10/10
Exquisite adaptation of Wilde's great play
13 August 2009
This movie is witty, ingenious and terribly gay. It will lift your spirits to see these characters chirping away, even if you are hospitalized in a coma.

Edith Evans is Lady Bracknell, she is the funniest of the bunch, with an ideal horse-face that can only be found in families with at least five generations of British gentility. Her declamatory, accented, pompous speech is a delight, even asking for a scone sounds like the proclamation of a peerage coming from her. Michael Denison is totally affected and delightfully artificial as Algernon Moncrieff, this man could only be interested in high fashion and decorators and frankly I think part of the comedy is Oscar Wilde's trying to convince us that Victorian society was so dedicated to denial and maintaining social appearances as to believe this man would want to marry a woman when we know he would be having a nervous breakdown over her gown, the length of her veil, the right texture of paper on the invitation and the endless thank you notes.
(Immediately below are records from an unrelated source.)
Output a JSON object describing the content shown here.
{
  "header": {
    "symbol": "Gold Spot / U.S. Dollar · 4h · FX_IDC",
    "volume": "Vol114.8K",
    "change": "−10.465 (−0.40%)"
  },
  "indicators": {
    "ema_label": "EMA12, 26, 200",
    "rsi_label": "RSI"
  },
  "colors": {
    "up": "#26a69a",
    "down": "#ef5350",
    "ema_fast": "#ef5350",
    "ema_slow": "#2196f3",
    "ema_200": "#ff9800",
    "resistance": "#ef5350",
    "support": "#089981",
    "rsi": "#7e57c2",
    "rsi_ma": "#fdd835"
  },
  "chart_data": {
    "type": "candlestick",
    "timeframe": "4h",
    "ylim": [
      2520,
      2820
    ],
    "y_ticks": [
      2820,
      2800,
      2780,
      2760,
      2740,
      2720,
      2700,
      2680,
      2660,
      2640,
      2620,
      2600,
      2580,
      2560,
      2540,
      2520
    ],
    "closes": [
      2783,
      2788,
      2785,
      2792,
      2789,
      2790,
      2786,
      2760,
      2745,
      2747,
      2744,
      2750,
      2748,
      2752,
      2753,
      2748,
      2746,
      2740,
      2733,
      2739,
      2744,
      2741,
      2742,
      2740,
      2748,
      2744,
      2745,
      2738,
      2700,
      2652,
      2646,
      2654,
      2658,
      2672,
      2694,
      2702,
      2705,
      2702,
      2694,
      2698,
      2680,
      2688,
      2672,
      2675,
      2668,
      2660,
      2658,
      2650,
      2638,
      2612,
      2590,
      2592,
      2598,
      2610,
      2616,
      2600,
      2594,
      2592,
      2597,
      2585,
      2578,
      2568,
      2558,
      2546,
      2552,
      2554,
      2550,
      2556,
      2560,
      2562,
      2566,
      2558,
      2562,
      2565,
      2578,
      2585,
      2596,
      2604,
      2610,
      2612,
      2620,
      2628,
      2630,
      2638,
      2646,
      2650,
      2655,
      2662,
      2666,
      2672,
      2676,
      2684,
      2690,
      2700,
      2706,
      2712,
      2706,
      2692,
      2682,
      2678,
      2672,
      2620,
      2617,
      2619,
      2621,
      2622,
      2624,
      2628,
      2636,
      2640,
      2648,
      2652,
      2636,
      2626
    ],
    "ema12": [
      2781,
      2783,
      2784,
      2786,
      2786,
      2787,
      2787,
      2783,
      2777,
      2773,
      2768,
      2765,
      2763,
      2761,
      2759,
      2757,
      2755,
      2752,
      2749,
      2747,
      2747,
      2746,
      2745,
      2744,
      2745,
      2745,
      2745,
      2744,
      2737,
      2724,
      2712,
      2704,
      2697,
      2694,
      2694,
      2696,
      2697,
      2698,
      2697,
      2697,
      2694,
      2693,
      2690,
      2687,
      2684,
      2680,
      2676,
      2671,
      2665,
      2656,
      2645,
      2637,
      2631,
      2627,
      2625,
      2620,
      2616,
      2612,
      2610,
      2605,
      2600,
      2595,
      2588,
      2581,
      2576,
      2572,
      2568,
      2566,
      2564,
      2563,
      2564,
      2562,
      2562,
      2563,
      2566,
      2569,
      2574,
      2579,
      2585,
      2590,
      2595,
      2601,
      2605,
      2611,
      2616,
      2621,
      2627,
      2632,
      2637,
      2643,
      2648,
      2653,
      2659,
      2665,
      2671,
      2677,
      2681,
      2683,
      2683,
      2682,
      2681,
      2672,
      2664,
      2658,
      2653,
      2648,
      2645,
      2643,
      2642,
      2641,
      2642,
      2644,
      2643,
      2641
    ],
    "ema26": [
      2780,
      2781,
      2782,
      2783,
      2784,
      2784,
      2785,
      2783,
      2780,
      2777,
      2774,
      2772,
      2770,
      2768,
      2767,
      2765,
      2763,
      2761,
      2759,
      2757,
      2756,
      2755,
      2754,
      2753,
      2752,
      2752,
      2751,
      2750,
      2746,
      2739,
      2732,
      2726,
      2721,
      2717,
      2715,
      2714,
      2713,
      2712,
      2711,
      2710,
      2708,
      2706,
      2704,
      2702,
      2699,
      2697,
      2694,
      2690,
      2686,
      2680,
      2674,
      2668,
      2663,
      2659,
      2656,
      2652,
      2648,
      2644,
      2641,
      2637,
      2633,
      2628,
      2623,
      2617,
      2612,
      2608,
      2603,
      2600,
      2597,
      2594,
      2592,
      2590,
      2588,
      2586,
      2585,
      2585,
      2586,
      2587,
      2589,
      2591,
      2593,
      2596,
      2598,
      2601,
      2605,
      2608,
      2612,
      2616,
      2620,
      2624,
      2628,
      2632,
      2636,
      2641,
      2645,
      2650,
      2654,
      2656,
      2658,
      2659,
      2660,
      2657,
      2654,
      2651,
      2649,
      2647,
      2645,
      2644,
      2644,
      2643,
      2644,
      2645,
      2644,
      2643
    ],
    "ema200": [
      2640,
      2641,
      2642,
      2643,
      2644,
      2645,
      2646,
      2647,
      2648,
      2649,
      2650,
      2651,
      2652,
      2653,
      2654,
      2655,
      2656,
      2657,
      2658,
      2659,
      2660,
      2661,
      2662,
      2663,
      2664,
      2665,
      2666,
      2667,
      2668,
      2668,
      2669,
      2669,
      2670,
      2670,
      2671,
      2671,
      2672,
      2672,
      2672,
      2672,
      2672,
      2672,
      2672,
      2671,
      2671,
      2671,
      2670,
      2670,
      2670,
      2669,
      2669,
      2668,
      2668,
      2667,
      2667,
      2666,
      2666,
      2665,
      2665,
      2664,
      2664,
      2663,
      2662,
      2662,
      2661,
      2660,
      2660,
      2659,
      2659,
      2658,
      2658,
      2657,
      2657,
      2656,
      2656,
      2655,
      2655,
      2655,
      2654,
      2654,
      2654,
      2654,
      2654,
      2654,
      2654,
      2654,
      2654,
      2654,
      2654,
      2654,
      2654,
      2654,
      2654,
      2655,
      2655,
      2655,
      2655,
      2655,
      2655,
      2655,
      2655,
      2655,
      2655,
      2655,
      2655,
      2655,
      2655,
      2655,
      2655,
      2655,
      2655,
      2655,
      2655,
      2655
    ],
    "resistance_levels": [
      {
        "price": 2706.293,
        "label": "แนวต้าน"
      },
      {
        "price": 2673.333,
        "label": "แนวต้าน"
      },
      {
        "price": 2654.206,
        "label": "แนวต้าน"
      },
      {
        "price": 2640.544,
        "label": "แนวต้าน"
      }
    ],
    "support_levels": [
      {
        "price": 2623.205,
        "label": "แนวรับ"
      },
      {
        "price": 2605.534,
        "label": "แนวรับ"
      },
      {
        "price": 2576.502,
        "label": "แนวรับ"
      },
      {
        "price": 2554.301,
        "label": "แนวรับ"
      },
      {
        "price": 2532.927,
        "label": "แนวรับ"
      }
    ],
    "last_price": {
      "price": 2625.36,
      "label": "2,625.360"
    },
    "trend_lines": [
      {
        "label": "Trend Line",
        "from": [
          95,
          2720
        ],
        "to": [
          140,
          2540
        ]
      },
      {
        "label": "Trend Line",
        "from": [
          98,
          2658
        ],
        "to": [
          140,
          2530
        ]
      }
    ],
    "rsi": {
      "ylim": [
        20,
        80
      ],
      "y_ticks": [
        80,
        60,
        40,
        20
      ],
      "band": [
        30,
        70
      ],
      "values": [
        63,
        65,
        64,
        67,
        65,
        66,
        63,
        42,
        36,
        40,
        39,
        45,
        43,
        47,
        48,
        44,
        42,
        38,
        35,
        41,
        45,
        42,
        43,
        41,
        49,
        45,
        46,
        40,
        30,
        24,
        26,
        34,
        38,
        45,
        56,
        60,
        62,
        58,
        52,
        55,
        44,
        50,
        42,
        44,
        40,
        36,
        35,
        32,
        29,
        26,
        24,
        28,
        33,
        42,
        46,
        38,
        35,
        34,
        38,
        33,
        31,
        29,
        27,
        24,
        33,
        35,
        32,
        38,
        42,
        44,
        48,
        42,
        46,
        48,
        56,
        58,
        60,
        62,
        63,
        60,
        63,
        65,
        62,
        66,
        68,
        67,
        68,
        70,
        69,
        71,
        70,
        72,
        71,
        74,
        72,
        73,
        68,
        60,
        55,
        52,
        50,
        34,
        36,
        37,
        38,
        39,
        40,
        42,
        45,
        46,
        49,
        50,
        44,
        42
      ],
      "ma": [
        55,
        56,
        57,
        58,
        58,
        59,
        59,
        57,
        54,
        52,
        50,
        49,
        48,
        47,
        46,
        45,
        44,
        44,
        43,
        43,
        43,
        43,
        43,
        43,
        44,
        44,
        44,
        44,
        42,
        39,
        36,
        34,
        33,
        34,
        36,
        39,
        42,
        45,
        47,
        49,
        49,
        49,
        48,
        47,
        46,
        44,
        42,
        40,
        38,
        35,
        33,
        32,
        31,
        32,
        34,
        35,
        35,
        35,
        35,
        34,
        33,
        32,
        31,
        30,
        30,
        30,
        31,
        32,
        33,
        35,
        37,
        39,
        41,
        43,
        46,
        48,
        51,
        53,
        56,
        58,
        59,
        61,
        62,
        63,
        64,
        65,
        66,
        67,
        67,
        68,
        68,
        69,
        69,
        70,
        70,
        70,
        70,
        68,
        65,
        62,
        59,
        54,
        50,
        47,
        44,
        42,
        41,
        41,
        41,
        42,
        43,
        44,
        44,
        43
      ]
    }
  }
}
Even the way he eats a muffin is decidedly gay. Michael Redgrave is Jack Worthing and not that far from Algernon in posturing, over-dressing and mannerisms. They are perfect for each other, and they could have possibly started together the first line of haut couture and interior decor in England, instead we are led to believe that he is interested in romancing and marrying that goose of Gwendolen Fairfax as played by Joan Greenwood whose only merit is consistently dressing like she is on her way to a coronation. One of her headdresses early on is a full English garden in bloom, compressed into her limited head space, a feat that would have made even Marie-Antoinette jealous. Dorothy Tutin as Cecily Cardew is perfectly annoying. She has the charm of a high-speed dentist drill, her voice is pitched and commanding, like a school mistress admonishing her charges, and is so persistently innocent and overwhelmingly pure one feels tempted to throw her head over heels into the Moulin Rouge for training on how to become a normal human being and stop being a professional virgin. Perhaps the best performance of all is the delightful Margaret Rutherford as the eccentric, literary, Miss Letitia Prism. Her facial expressions are exquisite, her perfectly full cheeks and rotund body being the product of endless afternoons consuming jam, scones and Earl Gray tea. One regrets not being able to read the voluminous manuscript that she mistook for the baby, I am sure it could be turned into a best-seller comedy.